Buda reuniu toda a assembleia do Lingjiu e deu aos oito Grandes Vajras a ordem: levem o peregrino e as escrituras de volta à Terra do Leste em oito dias. Que a missão se complete dentro do número sagrado.
O vento de sândalo levantou-se. Os peregrinos subiram.
Havia, naquele momento de ascensão, uma qualidade diferente de todos os outros voos que Sun Wukong havia feito ao longo de séculos de existência. Não era mais veloz do que suas cambalhotas de cento e oito mil li; não era mais alto do que as nuvens que havia atravessado em batalhas contra generais celestiais; não era mais espetacular do que a Grande Confusão do Céu que havia durado dias. Era, em todos os sentidos mensuráveis, um voo modesto.
Mas havia nele uma direção.
Sun Wukong havia passado a vida inteira se movendo para frente pela força do próprio impulso — a energía do macaco que não consegue ficar parado, que pula de galho em galho e de nuvem em nuvem e de batalha em batalha porque parar seria de alguma forma admitir que não há lugar nenhum para onde ir que valha a pena chegar. E agora estava se movendo para frente numa direção que não era sua própria, carregado por um vento que havia sido enviado por algo maior do que qualquer impulso individual.
Zhu Bajie, ao seu lado, flutuava com os olhos fechados e a expressão de quem está dormindo — embora Sun Wukong soubesse, por catorze anos de convivência, que Bajie raramente dormia de verdade quando havia coisas interessantes acontecendo ao redor. Era uma forma de meditação que só Bajie praticava, e que consistia em parecer distraído enquanto processava tudo com uma inteligência que se recusava a ser levada a sério.
Sha Wujing segurava o fardo das escrituras com as duas mãos, os olhos abertos e fixos na direção do leste, calculando distâncias com a precisão de um guardião que sabe que sua missão só termina quando o que está protegendo chega onde precisa chegar.
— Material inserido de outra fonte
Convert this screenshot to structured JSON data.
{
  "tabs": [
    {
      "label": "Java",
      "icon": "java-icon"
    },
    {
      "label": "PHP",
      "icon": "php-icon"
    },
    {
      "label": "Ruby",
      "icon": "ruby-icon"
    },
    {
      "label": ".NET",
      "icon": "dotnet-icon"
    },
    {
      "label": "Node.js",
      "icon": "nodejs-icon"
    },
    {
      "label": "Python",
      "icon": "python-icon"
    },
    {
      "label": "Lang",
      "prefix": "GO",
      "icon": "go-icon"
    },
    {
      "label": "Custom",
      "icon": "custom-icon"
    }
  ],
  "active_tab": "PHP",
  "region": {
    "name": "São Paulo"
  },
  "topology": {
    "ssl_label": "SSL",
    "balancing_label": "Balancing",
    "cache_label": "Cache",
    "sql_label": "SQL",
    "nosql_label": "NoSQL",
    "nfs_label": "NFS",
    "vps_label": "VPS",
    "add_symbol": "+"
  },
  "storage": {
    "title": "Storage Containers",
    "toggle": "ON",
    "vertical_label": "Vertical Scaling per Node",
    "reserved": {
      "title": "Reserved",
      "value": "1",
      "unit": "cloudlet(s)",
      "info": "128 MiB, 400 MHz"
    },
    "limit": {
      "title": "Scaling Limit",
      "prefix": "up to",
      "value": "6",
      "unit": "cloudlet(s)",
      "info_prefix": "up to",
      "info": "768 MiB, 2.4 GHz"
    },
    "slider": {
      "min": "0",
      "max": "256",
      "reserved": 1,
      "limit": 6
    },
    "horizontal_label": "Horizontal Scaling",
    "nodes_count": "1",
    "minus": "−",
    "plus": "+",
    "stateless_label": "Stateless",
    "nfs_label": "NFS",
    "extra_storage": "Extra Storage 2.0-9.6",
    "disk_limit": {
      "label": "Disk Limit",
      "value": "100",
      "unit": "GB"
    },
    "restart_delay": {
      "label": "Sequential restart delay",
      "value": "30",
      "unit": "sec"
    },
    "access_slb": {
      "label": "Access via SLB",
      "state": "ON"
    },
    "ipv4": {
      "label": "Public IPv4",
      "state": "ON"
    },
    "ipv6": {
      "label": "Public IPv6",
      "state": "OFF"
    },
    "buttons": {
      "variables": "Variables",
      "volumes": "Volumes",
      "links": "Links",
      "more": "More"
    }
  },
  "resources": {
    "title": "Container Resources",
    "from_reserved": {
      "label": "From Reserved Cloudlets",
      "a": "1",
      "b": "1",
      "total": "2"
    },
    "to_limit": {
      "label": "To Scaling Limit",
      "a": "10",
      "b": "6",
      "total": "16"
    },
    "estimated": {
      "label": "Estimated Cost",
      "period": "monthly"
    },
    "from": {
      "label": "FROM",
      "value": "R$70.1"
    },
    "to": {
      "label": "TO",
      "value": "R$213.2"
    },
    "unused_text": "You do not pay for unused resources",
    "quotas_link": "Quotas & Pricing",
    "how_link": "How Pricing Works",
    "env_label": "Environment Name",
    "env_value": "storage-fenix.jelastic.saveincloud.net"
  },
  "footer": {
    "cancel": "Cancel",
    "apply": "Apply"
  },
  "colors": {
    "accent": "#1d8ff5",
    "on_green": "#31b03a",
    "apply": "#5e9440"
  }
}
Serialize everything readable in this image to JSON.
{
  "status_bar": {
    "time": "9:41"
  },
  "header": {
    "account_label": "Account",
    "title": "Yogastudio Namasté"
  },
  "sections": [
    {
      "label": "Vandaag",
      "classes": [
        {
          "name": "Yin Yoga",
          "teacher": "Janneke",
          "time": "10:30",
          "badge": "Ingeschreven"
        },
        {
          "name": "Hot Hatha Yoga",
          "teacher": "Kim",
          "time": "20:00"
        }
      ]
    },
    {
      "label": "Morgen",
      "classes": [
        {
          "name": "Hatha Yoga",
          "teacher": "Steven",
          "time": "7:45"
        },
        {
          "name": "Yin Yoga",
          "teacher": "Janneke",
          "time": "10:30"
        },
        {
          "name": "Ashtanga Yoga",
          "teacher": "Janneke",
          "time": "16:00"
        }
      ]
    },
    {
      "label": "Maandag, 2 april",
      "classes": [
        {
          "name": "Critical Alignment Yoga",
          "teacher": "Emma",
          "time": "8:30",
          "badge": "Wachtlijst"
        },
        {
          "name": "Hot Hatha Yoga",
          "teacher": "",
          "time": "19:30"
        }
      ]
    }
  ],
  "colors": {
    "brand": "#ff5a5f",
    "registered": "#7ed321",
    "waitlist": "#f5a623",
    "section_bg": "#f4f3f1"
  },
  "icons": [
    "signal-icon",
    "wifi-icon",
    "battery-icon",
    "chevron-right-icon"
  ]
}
E Tang Sanzang — o Mestre, o monge, o que havia sido o Grilo Dourado e que seria o Buda de Sândalo, o que havia deixado seu corpo mortal flutuar para longe no Rio das Nuvens e subido a montanha mais leve do que havia sido em toda a vida — Tang Sanzang voava com os olhos abertos para o horizonte leste, e no rosto havia algo que não era exatamente sorriso e não era exatamente paz, mas era o que acontece quando as duas coisas coexistem por tempo suficiente para se tornarem indistinguíveis.
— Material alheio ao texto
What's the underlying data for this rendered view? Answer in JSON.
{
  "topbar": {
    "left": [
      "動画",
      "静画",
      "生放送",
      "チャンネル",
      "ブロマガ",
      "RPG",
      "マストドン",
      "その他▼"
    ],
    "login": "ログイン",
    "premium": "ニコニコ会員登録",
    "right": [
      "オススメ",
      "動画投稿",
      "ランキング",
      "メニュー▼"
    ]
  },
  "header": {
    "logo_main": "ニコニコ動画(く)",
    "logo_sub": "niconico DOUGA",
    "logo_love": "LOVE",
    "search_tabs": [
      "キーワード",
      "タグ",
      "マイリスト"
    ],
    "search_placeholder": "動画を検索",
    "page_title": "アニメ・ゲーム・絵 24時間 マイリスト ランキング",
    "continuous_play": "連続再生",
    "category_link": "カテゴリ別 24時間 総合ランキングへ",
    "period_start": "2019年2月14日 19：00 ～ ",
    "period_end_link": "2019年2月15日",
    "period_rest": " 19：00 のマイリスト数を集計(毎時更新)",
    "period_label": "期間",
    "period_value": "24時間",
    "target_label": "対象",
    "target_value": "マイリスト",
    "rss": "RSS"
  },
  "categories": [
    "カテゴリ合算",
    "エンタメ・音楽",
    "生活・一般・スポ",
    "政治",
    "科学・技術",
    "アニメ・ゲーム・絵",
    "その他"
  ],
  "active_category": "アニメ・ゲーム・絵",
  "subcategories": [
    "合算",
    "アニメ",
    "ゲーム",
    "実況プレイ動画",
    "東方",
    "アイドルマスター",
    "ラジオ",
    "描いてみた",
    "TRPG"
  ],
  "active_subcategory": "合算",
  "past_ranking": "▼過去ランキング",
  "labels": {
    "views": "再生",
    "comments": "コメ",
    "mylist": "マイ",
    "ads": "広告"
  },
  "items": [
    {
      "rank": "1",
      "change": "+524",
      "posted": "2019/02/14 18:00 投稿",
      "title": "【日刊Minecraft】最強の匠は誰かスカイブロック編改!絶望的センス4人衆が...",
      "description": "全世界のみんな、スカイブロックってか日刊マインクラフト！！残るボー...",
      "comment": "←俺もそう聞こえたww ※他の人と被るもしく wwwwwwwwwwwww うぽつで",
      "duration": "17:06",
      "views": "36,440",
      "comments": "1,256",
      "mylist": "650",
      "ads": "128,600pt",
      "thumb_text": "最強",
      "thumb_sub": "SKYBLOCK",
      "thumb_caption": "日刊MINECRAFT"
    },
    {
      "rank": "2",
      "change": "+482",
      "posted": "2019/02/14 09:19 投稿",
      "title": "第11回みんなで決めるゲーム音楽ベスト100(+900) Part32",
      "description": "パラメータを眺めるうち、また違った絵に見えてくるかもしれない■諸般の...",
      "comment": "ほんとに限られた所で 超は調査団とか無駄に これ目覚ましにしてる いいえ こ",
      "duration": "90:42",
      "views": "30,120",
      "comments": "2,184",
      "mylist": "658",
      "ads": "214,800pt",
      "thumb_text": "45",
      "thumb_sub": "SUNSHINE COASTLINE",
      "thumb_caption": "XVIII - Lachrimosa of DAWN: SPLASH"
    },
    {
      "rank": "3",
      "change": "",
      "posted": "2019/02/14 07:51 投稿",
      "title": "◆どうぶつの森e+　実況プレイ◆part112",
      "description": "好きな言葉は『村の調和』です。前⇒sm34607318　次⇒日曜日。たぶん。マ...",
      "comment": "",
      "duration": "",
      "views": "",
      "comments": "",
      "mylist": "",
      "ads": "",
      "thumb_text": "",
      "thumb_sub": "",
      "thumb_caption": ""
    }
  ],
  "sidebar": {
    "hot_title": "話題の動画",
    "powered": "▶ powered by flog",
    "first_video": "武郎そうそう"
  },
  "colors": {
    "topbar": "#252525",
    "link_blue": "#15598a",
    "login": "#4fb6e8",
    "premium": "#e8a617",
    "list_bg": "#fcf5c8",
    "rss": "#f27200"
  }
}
O cavalo branco voava abaixo deles, os volumes das escrituras firmes no dorso como sempre haviam sido, como se o peso sagrado fosse tão natural quanto o próprio pelo branco.
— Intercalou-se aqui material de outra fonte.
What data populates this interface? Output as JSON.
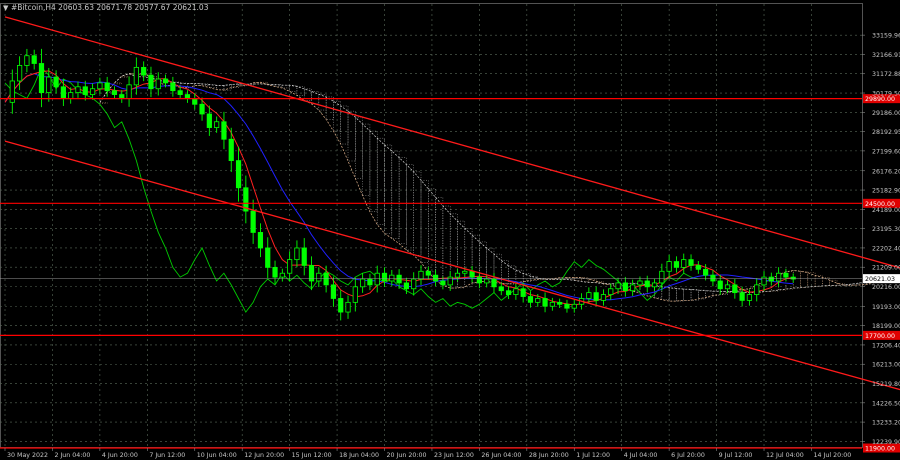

Abaixo deles, o mundo mortal se estendia em campos e rios e cidades e montanhas — o mesmo mundo que Tang Sanzang havia atravessado a pé por catorze anos, visto agora de uma altura que não o diminuía mas o revelava em toda a sua complexidade comovente: cada aldeia com suas tochas na noite, cada estrada com seus viajantes cansados, cada rio com suas travessias incertas. Tudo aquilo que havia sido o caminho era agora a paisagem abaixo. E o caminho continuava, apenas em outro nível.